Focused on beating inflation, Federal Reserve Chairman Jerome Powell warned in 2022 that a high interest rate policy would offer a bitter prescription in the form of widespread layoffs and higher unemployment.

However, Powell told reporters in different terms last month, saying, "We have a very strong labor market and inflation is coming down."

How has the US, the world's largest economy, managed to stay so healthy with robust growth and low unemployment despite high interest rates that aim to rein in inflation but typically lead to recession?

Experts attribute it to an unexpected productivity boom. This is due to the high productivity that small and medium-sized companies have managed to achieve in the last year. 

Investment in robots and machines

Batesville Tool & Die, a global supplier of precision metal stamping components and assemblies, operates in a town of about seven thousand people near the state of Indiana.

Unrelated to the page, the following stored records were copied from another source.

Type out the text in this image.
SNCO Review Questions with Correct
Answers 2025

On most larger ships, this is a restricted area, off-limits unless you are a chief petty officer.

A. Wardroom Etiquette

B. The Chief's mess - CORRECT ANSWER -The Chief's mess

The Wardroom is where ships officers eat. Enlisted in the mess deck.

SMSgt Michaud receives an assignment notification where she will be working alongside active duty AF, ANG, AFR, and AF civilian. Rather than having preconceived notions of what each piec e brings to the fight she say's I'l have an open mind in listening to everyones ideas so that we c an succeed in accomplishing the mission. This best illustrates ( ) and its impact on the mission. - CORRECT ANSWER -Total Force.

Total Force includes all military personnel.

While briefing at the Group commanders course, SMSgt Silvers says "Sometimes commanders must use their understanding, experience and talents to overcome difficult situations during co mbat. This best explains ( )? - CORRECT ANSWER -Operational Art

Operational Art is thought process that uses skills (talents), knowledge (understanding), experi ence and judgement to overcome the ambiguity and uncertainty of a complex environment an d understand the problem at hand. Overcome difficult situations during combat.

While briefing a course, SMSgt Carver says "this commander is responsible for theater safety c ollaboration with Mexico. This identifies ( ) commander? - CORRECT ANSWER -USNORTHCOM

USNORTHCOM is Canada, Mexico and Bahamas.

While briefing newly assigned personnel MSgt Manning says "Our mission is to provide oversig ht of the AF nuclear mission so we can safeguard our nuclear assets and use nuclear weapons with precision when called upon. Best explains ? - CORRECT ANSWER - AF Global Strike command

Last year, the company advertised for 70 jobs to meet growing demand, but was unable to compete with large companies such as Honda and Cummings Motor and was unable to fill the vacancies in an environment of very low unemployment.

The company then turned to robotics, investing in machines that can mimic workers and systems that increase the efficiency of robots.

The chronic shortage of workers has meant that companies like Batesville Tool & Die, which are looking for workers to meet growing demand, are unable to compete with existing market conditions.

"Magic potion"

According to economists, strong productivity creates a kind of "magic potion" effect for the economy. "You can get faster income growth, faster wage growth, faster GDP growth without creating inflation," says Austan Goolsbee, president of the Federal Reserve Bank of Chicago, likening increased productivity to a "magic beanstalk" for the economy.

When companies use more efficient machines or technologies, their workers can become more productive and their output per hour increases.As a result, companies can increase their profits overall.Increased dividends also pave the way for employee wage increases without triggering inflation.Inflation can also be kept in check as companies do not need to raise prices to raise wages.

The result:Productivity boom

Consumer confidence index revised downward in April Consumer confidence index revised downward in April

Much has changed as the economy emerged from the pandemic recession in 2020 with unexpected strength and businesses have struggled to rehire the large numbers of workers they laid off.

The resulting labor shortage caused wages to rise. As factories and ports buckled under the pressure of rising consumer orders, inflation spiked and parts shortages emerged.

Faced with these challenges, companies accelerated their investments, first in automation, then in equipment, research and development and other forms of intellectual property. The impact of these investments began to bear fruit a year ago.  In the years before the pandemic, the average growth rate was around 1.5 percent.

Labor productivity increased by 3.6 percent annually from last April to June, 4.9 percent from July to September and 3.2 percent from October to December.The study also found that chatbot users were 14 percent more productive than their non-user counterparts. 

The biggest increase in productivity came from the least experienced and least skilled workers, at 34 percent.Meanwhile, there is widespread fear that automation and machines will replace humans and kill jobs.Some workers who are replaced by robots find it hard to find a new job and often settle for lower wages.But history shows that in the long run, technological advances actually create more jobs than they destroy. 

Today's productivity boom, on the other hand, is thought to be linked not only to advanced technology but also to worker satisfaction. 

The possibility of moving from unskilled work to more productive work for more pay may offer opportunities to offer people a more productive and interesting life, perhaps beyond the scary scenarios.